In the early days, using picks, shovels, and primitive sluice boxes, miners washed as much gravel as they could manage during short summers. During the winter, they sunk mining shafts along the creeks to reach bedrock and found the thin layer of gold dust and nuggets called a paystreak. By 1906 eighteen men were mining on seven claims on the creek and its tributaries.

Most of the work was done by hand, but one small hydraulic plant was used to blast away at creek-side gravel with pressurized water, and three steam hoists were used to lift buckets of gravel out of mining shafts. In 1935 the Canadian investor General Alexander McRae was scouting for locations for mining on an industrial scale, and with the help of Ernest Patty of the Alaska School of Mines, he selected both Coal Creek and Woodchopper Creek.
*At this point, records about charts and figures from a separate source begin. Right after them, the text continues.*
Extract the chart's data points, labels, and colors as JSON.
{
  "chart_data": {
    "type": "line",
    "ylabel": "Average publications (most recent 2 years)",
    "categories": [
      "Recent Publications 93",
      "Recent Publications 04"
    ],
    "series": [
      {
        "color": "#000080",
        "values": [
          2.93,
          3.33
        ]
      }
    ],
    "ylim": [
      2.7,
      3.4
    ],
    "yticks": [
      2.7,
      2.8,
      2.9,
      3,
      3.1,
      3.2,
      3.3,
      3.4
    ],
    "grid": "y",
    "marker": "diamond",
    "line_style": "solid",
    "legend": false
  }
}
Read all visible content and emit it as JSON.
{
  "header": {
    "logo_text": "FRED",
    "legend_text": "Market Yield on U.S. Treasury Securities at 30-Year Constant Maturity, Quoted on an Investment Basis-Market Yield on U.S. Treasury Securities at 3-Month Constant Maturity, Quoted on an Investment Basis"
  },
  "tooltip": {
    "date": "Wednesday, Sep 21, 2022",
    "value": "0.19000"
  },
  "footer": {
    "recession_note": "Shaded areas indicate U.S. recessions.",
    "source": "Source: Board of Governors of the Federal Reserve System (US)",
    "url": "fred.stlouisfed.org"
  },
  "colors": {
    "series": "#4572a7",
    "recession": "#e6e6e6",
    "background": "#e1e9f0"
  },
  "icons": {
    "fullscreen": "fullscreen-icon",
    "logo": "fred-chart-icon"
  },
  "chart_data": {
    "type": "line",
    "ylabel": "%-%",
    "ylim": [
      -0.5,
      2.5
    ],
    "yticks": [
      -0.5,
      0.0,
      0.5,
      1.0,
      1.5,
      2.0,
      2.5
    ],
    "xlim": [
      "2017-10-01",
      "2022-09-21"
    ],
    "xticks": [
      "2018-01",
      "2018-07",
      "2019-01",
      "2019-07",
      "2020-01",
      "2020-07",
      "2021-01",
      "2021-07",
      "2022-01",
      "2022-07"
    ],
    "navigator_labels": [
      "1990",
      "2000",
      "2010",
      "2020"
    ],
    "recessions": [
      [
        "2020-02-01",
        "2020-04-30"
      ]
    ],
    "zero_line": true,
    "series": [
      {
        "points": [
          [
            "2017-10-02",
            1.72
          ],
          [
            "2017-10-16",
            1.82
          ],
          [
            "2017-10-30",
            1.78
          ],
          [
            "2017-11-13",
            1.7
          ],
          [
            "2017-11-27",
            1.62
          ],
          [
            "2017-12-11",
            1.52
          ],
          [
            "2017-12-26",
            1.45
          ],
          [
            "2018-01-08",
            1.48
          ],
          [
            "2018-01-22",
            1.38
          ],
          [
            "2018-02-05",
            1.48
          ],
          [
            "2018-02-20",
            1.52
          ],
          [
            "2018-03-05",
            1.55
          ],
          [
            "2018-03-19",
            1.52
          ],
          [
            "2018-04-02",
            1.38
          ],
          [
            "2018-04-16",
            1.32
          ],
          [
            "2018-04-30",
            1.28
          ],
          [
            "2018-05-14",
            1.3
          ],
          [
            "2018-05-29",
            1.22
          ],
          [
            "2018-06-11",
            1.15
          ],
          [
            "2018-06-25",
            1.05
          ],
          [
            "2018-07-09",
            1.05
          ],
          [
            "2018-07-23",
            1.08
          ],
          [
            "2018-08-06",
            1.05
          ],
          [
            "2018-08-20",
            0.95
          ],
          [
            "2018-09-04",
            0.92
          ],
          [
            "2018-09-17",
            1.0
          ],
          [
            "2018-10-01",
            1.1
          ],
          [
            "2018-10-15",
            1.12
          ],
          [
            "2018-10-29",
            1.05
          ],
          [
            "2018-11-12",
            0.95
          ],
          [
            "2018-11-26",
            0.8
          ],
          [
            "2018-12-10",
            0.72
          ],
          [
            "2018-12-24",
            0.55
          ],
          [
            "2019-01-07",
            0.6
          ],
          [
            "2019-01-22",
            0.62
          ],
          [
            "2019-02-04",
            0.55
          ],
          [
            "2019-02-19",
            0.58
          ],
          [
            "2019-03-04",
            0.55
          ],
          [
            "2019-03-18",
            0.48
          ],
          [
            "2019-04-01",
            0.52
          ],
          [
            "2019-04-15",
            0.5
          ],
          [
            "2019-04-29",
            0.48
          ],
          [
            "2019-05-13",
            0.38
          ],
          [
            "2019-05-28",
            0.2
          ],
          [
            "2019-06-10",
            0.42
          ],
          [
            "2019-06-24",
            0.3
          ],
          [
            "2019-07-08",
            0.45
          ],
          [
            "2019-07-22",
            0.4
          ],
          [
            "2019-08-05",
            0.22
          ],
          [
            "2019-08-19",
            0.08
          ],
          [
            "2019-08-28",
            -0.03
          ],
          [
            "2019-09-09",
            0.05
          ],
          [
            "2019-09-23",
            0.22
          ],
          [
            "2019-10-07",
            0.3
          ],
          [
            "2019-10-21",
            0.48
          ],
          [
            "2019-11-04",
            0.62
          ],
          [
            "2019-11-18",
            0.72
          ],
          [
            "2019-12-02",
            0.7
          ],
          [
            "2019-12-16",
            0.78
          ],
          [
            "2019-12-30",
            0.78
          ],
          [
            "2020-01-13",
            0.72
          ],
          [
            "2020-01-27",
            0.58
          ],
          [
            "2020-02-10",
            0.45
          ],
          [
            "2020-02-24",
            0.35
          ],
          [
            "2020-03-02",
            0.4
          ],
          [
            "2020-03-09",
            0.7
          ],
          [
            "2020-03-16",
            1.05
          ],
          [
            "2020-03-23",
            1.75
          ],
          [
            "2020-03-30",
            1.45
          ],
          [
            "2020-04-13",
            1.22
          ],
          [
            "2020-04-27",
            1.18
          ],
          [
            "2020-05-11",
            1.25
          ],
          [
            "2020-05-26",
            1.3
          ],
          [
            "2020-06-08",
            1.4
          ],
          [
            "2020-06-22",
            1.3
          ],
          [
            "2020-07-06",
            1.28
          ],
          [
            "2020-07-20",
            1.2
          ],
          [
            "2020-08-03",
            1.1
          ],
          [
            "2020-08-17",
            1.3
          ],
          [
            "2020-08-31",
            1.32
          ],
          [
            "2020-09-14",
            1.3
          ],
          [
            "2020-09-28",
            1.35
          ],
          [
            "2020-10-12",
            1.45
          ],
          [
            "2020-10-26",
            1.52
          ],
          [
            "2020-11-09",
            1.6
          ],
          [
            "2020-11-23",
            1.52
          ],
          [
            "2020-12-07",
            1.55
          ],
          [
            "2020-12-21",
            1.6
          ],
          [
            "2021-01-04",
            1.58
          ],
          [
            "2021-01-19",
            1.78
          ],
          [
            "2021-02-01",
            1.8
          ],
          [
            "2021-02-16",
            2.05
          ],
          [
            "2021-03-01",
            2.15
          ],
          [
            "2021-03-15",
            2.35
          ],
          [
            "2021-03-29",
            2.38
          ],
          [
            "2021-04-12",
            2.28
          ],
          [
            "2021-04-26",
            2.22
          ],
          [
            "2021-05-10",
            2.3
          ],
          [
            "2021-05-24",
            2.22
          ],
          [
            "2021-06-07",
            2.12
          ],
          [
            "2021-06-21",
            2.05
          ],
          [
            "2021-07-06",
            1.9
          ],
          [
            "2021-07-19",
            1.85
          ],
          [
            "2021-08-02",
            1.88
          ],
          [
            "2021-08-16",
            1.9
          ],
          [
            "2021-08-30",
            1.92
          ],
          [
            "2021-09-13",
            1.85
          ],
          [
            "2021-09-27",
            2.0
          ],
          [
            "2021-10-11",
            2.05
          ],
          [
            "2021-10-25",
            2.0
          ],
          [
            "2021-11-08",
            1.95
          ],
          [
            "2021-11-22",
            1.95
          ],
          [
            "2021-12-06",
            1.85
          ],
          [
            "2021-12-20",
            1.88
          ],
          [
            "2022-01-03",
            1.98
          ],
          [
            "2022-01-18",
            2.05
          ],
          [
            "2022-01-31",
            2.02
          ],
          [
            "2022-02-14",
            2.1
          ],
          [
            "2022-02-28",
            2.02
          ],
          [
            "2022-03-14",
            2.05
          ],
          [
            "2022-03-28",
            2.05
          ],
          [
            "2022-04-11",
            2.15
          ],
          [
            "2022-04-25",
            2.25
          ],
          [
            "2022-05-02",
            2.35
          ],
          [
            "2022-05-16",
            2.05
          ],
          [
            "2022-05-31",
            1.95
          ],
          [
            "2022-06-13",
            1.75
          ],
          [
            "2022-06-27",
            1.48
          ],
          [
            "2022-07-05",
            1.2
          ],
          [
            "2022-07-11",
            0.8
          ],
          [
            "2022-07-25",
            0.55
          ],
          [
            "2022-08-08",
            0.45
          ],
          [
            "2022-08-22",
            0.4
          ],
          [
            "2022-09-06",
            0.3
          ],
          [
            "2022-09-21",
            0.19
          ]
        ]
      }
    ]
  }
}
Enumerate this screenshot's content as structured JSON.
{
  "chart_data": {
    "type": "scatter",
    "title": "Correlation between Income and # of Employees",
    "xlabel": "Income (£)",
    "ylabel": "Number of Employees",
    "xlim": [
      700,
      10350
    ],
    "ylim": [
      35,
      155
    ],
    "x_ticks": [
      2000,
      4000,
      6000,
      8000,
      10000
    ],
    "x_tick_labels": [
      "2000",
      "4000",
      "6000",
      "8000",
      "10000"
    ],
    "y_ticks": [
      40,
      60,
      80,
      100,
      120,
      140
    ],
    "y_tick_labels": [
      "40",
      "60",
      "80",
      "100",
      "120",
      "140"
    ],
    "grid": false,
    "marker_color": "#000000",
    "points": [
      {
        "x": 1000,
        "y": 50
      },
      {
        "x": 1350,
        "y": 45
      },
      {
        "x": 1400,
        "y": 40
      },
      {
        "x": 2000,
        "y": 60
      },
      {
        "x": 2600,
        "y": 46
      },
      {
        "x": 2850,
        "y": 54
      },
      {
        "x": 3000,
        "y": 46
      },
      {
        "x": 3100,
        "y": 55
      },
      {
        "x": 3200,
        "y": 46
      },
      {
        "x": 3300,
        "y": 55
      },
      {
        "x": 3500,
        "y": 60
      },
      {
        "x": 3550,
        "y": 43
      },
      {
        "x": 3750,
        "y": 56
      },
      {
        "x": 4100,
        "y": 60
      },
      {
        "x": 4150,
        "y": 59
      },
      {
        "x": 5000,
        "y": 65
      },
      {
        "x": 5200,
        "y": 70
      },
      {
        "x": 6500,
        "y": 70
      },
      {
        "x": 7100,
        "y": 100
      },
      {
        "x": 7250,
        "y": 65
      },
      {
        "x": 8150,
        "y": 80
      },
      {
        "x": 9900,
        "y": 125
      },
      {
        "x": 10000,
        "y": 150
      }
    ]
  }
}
Soon the price of gold went on the rise, and McRae’s enormous dredges were doing the work of hundreds of men. By operating non-stop under the midnight sun, McRae’s company, Alluvial Golds, Inc., was processing 3,000 cubic yards of gravel every day and made relatively poor ground pay well.

The dredge at Woodchopper Creek operated until 1960, when diminishing returns and high operating costs spelled the end of an era. Private interests used the dredge in 1962, and by 1971 Joseph Vogler of Fairbanks purchased the Woodchopper mining claims and continued mining periodically until his death in 1993.

Today the patented claims along Woodchopper Creek exist as a private inholding within Yukon-Charley Rivers National Preserve. The dredge and mining camps are ‘reminders of the ingenuity and grit of placer miners’ along the Yukon River. The Yukon-Charley Rivers National Preserve was created in part to preserve the history of the Klondike-Alaska Gold Rush and gold mining in the region. Between Eagle and Circle, along the Yukon River, visitors can view evidence of past gold mining. Mining camps with their primitive log cabins and tools of the trade, including sluice boxes, tailings piles, hydraulic pipe, steam boilers, drilling rigs, and earth-moving equipment, dot the riverbanks. From the air over Coal Creek and Woodchopper Creek, one can also see the gold dredges with their neatly piled tailings, telltale signs of past dredge mining operations. These relics of the Klondike-Alaska Gold Rush serve as reminders of an era past and the power of mining to transform the landscape.